All things being equal, rising interest rates reduce the value of cashflow-generating assets such as stocks and bonds. Judging by recent LBO transaction multiples, exactly that may be happening.

Rising rates will make the financing of some high-multiple acquisitions prohibitively expensive, and price some high-yield companies out of the debt capital markets. That, in turn, might further reduce multiple acquisition and by extension, hurt equity markets. A reverse “wealth effect” could kick in, slowing consumer spending, lowering corporate earnings and eventually leading to recession.

Unwinding QE
Some believe that quantitative easing made this inverted yield curve decidedly different than the others, distorting or even invalidating the inversion’s recession warning signal.

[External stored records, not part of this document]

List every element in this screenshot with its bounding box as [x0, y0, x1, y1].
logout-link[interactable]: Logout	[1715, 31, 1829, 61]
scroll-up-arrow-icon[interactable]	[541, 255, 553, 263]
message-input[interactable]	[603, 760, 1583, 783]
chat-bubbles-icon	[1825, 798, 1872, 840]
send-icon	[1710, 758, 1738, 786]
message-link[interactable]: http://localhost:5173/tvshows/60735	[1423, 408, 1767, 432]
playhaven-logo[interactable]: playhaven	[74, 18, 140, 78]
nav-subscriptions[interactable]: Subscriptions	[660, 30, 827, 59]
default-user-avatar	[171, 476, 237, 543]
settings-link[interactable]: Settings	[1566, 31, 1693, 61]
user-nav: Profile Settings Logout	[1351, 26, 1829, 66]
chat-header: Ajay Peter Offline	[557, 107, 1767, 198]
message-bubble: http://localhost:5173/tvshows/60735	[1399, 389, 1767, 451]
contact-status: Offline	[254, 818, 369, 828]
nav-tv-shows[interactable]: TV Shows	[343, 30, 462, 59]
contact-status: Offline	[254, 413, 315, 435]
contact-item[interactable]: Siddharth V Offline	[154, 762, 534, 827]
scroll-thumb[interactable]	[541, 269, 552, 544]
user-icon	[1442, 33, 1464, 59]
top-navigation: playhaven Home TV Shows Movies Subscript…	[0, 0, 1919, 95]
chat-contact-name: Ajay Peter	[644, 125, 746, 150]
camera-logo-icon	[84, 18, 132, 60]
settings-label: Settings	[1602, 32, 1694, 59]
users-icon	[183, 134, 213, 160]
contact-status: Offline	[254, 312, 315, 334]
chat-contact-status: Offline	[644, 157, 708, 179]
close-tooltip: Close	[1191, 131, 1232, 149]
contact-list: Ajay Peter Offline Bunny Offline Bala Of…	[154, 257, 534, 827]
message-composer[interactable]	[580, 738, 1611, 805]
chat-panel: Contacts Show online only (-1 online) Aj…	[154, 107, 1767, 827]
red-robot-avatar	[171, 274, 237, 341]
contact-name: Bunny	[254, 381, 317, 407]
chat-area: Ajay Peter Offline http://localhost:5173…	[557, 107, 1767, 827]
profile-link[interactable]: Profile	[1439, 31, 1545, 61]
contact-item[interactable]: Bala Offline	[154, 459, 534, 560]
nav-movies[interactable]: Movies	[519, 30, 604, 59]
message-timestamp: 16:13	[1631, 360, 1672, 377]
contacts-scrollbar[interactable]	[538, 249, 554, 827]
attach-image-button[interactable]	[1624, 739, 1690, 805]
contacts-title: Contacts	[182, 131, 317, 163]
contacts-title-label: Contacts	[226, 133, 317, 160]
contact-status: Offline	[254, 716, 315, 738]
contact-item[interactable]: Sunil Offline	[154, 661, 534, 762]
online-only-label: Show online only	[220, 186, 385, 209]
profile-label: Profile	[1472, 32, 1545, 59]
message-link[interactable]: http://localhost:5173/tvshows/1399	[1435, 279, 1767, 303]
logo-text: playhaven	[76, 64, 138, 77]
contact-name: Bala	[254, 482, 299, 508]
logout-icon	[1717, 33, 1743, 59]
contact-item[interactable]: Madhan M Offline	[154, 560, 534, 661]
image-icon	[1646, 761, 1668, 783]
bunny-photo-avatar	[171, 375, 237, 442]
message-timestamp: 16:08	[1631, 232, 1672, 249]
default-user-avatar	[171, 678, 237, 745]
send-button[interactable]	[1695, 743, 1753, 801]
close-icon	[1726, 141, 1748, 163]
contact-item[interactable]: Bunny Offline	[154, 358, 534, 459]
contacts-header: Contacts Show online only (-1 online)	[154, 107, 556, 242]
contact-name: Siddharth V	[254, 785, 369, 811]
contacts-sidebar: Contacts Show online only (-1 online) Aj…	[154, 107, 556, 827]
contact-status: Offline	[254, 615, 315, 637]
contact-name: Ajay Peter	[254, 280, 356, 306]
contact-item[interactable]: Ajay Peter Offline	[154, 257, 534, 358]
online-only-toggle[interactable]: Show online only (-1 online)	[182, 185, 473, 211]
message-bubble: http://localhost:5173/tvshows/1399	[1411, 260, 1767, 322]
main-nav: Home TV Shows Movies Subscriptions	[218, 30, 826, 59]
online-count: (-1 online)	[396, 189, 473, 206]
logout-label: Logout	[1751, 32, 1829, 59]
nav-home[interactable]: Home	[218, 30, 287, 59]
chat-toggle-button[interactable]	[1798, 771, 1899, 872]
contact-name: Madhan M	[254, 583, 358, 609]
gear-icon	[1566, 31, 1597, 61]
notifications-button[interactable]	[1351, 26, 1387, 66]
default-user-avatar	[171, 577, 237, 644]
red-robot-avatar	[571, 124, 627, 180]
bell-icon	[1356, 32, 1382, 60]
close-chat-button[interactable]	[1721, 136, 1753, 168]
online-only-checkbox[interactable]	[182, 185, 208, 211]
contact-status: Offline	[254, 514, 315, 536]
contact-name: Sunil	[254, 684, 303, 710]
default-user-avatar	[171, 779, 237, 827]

But when the curve inverted in April, there was no QE. The Fed announced in November 2021 that it would slow asset purchases and QE ended completely in early March.

Moreover, Fed Chairman Powell said quantitative tightening might begin by the May Fed meeting. So, not only did the Treasury market have more than four months’ warning that QE was ending, but it was on notice that tightening would soon begin.

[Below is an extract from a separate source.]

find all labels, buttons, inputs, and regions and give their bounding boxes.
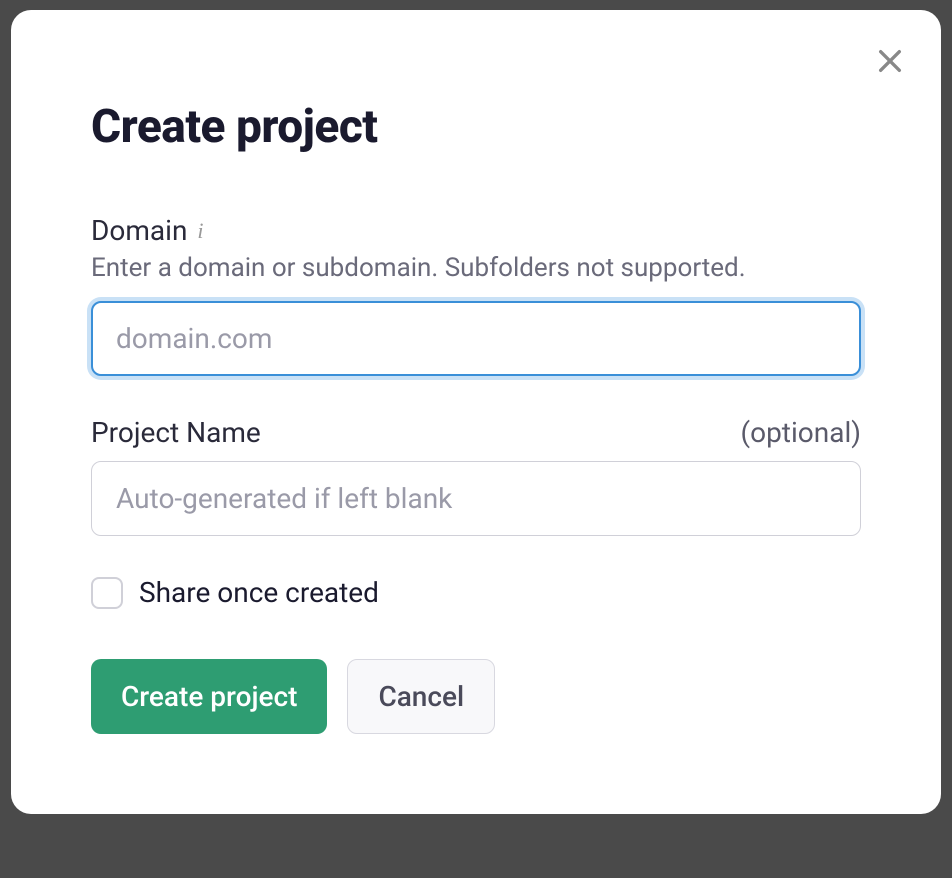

It raises the question of how different this inverted curve is from the others. If anything, quantitative tightening might have the effect of enhancing the curve’s positive slope as the Fed competes with corporations for buyers, and so perhaps magnifying the inversion’s signal quality.

The last Fed balance sheet reduction began in October 2017, but the S&P 500 didn’t react negatively to it until one year later. When it finally turned south, as Jeffrey Gundlach of DoubleLine Capital put it in an interview last August with Yahoo Finance, “the stock market had a mini-crash. It actually went into a very compressed bear market in the fourth quarter of 2018. ”

If the curve reversal a few weeks ago was a valid recession warning, it will be interesting to see if a year elapses this time around before QT negatively impacts equity markets. It will be equally interesting to observe if equity weakness impacts consumers and ultimately the economy.

So, is it different this time?
Many investors believe that it is never “different this time,” that what differences there may be between this time and others are not relevant to the outcome. But some factors in 2022 are unequivocally different from anything the markets have encountered in many years.

Markets have not seen a war like the conflict in Ukraine since the 1940s; they have not encountered this degree of inflation since the 1970s; the 10-year Treasury yield had declined steadily since 1981, but that downtrend may have ceased; and quantitative easing may have held long rates in check, although QE has ended.

Leveraged debt investors have taken shelter from rising inflation and interest rates by reallocating from bonds to loans. Time will tell whether the most recent curve inversion is the first false alarm since at least the late 1970s.